Dynamic dependencies (database connections, sockets) will be created after initialization with lifetimes and state managed by method scope (context managers), not callbacks with shared state like setup and teardown. Dynamic dependencies will have as narrow a scope as possible, limited to the Task/Block in which they are required. Dynamic dependencies will be separated by kind of use (input vs output; read vs read+write), not mere type (mongo vs mssql, pgsql): it is very common to have mongo collections read from production while writing to staging or development. Dynamic dependencies will be separated by data type, not mere source: just because all types mongo ingest data lives on a single server doesn't mean that it will continue to do so. A method will be added to check runtime dependencies without having to run the Service/Pipeline.

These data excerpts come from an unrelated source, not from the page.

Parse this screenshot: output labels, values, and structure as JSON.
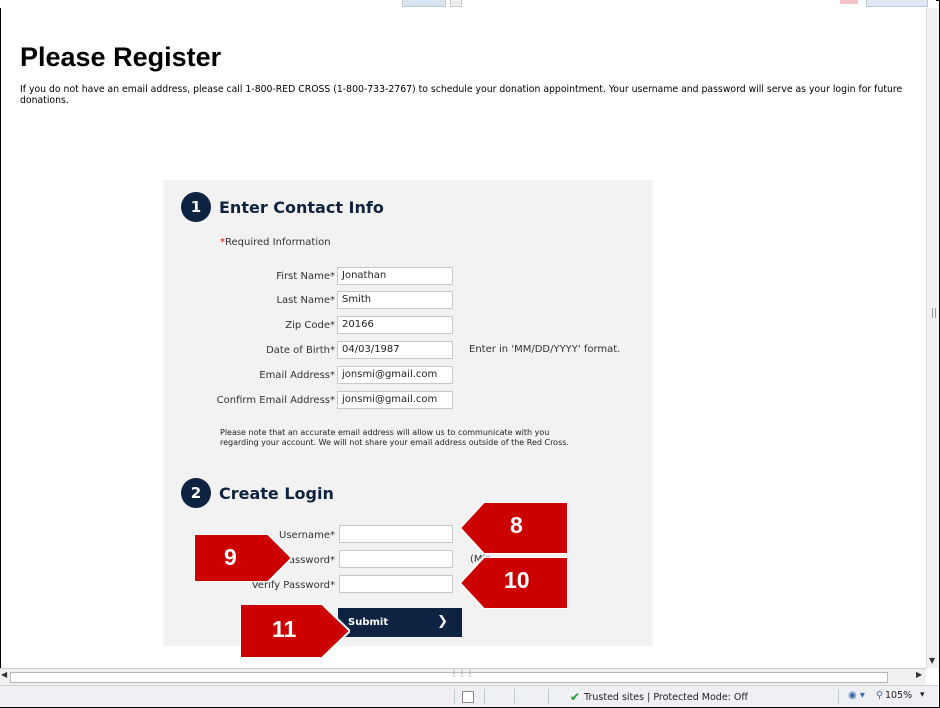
{
  "page": {
    "title": "Please Register",
    "intro": "If you do not have an email address, please call 1-800-RED CROSS (1-800-733-2767) to schedule your donation appointment. Your username and password will serve as your login for future donations."
  },
  "step1": {
    "number": "1",
    "title": "Enter Contact Info",
    "required_note": "Required Information",
    "fields": {
      "first_name": {
        "label": "First Name",
        "value": "Jonathan"
      },
      "last_name": {
        "label": "Last Name",
        "value": "Smith"
      },
      "zip": {
        "label": "Zip Code",
        "value": "20166"
      },
      "dob": {
        "label": "Date of Birth",
        "value": "04/03/1987",
        "hint": "Enter in 'MM/DD/YYYY' format."
      },
      "email": {
        "label": "Email Address",
        "value": "jonsmi@gmail.com"
      },
      "confirm_email": {
        "label": "Confirm Email Address",
        "value": "jonsmi@gmail.com"
      }
    },
    "note": "Please note that an accurate email address will allow us to communicate with you regarding your account. We will not share your email address outside of the Red Cross."
  },
  "step2": {
    "number": "2",
    "title": "Create Login",
    "fields": {
      "username": {
        "label": "Username",
        "value": ""
      },
      "password": {
        "label": "assword",
        "value": "",
        "hint": "(Min."
      },
      "verify_password": {
        "label": "Verify Password",
        "value": ""
      }
    },
    "submit_label": "Submit",
    "submit_icon": "chevron-right-icon"
  },
  "callouts": {
    "c8": "8",
    "c9": "9",
    "c10": "10",
    "c11": "11"
  },
  "statusbar": {
    "zone_text": "Trusted sites | Protected Mode: Off",
    "zoom": "105%"
  },
  "colors": {
    "navy": "#0e2341",
    "required_star": "#cc0000",
    "callout_red": "#cc0000",
    "panel_bg": "#f2f2f2"
  }
}
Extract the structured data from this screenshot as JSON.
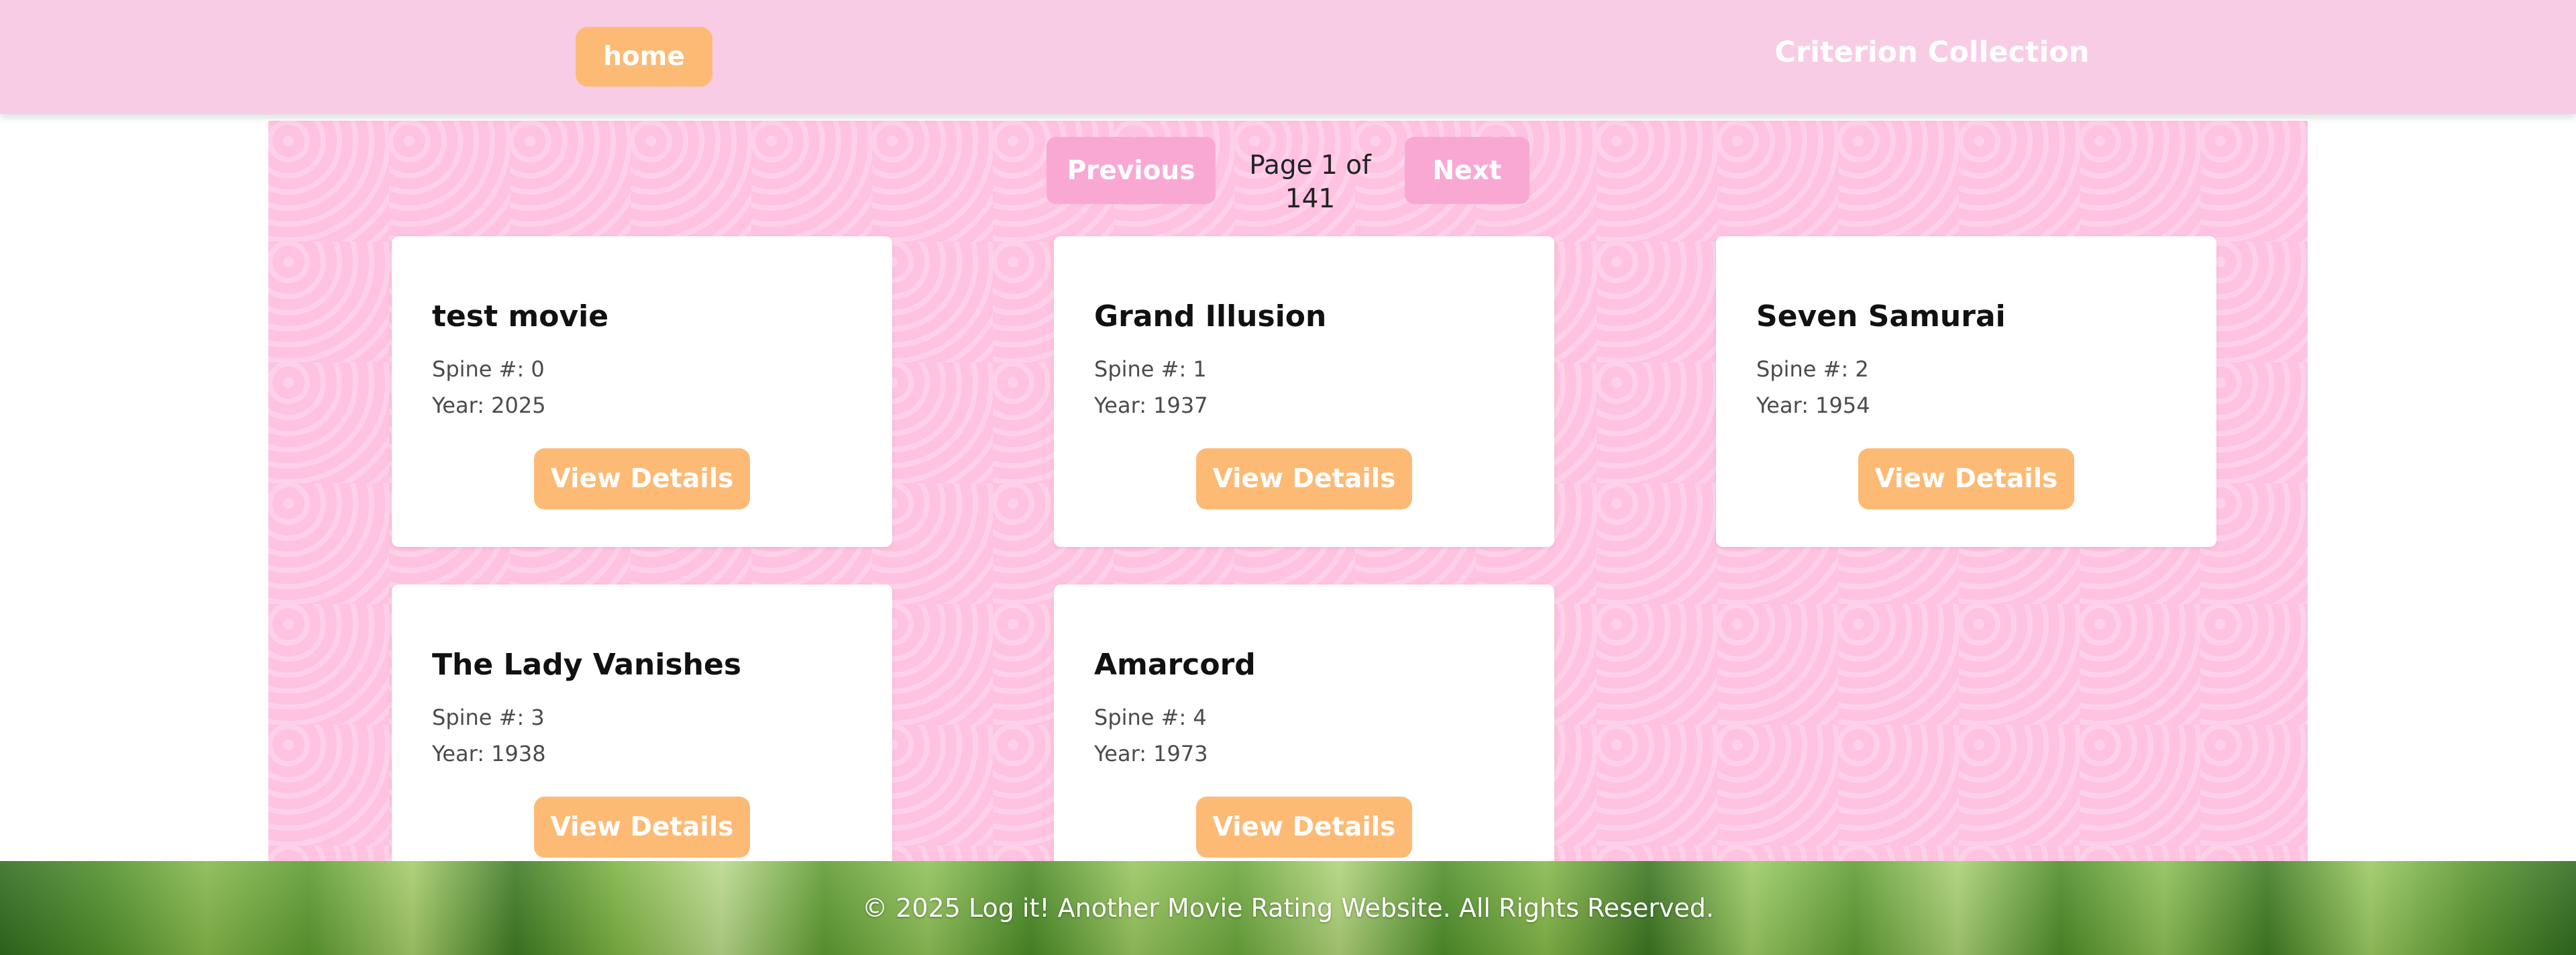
{
  "header": {
    "home_label": "home",
    "site_title": "Criterion Collection"
  },
  "pagination": {
    "previous_label": "Previous",
    "page_label": "Page 1 of 141",
    "next_label": "Next"
  },
  "movies": [
    {
      "title": "test movie",
      "spine": "Spine #: 0",
      "year": "Year: 2025",
      "button": "View Details"
    },
    {
      "title": "Grand Illusion",
      "spine": "Spine #: 1",
      "year": "Year: 1937",
      "button": "View Details"
    },
    {
      "title": "Seven Samurai",
      "spine": "Spine #: 2",
      "year": "Year: 1954",
      "button": "View Details"
    },
    {
      "title": "The Lady Vanishes",
      "spine": "Spine #: 3",
      "year": "Year: 1938",
      "button": "View Details"
    },
    {
      "title": "Amarcord",
      "spine": "Spine #: 4",
      "year": "Year: 1973",
      "button": "View Details"
    }
  ],
  "footer": {
    "copyright": "© 2025 Log it! Another Movie Rating Website. All Rights Reserved."
  },
  "colors": {
    "header_bg": "#f9cce5",
    "accent_orange": "#fdba74",
    "pagination_pink": "#f9a8d4",
    "panel_pink": "#ffc2e0"
  }
}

Discuss the actual existence of dynamic dependencies for the batch jobs. If auto reconnect, or reconnect on failure are not desired features, then database connections and sockets may be treated as static pipeline dependencies to be passed in as initialization parameters. These resources will still be managed by context managers.

Consequences:

Tests for static dependencies are separate from tests of dynamic behavior. Tests checking runtime behavior are not conflated to include startup argument definition, argument parsing, configuration, nor validation --these are separate concerns--.
Mocks are only needed for dynamic behavior. Mocks do not have to work around the concerns that they are not intended to test.
__init__ methods do not require any dependencies like the filesystem.
Block/Task/Stage subclasses and tests do not need to work around unwanted superclass behavior. See refused bequest anti-pattern.
Managing static dependencies is decoupled from initialization. Initialization is decoupled from dynamic dependencies. __init__ methods are declarative. The software has seams supporting the open-closed principal
Misconfigured static dependencies will be caught early without having to run the Service/Pipeline, or resulting in a partial run.
Misconfigured dynamic dependencies will be caught early without having to run the Service/Pipeline, or resulting in a partial run.

Refactor Demonstration:

from __future__ import annotations

from typing import List

"""
Concepts:
    + See separation of concerns.
    + See liskov substitution principle.
    + See open-closed principle.
    + See refused bequest anti-pattern.
    + See primitive obsession anti-pattern vs domain driven design
    + See dependency injection. How do you validate injected dependencies?
    
Operations Requirements:
    + Error as early as possible.
        Prefer __init__ before __call__/run
        Prefer static dependencies before __init__
            Prefer configuration before __init__
            Prefer arg parsing before configuration.
        As a last resort allow contextmanager to
            control dynamic dependencies after __init__
        Do not pass through unvalidated configuration to __call__/run
        Do not pass through primitive dict as a runtime lookup
    + Add a smoke test that may be run independently from the pipeline job.
    + Add the smoke test code to run before __call__/run.
    
Maintenance Requirements:
    + Descriptive method signatures.
    + Separate argument parsing, from configuration from initialization, from run.
    + Separate smoke test before run.
    + Units tests are code too.
    + Prefer composition to inheritance.
"""

class PredictModel:
    """PredictModel."""

class PredictStage:
    """PredictStage."""
    
    def __init__(self) -> None:
        """__init__.
        
        Bad:
        - Subclasses must call super().__init__()
            __init__ cannot be overridden by subclasses, merely extended.
            __init__ has non-essential dependencies, violates open-closed principle.
        - Must use the same file name, a single file, and are tied to the filesystem.
        - Mocks patch shared(!) implementation detail `pickle.loads`
        - Init is configuration, violates separation of concerns.
        """
        self.model = pickle.loads('predict.pkl')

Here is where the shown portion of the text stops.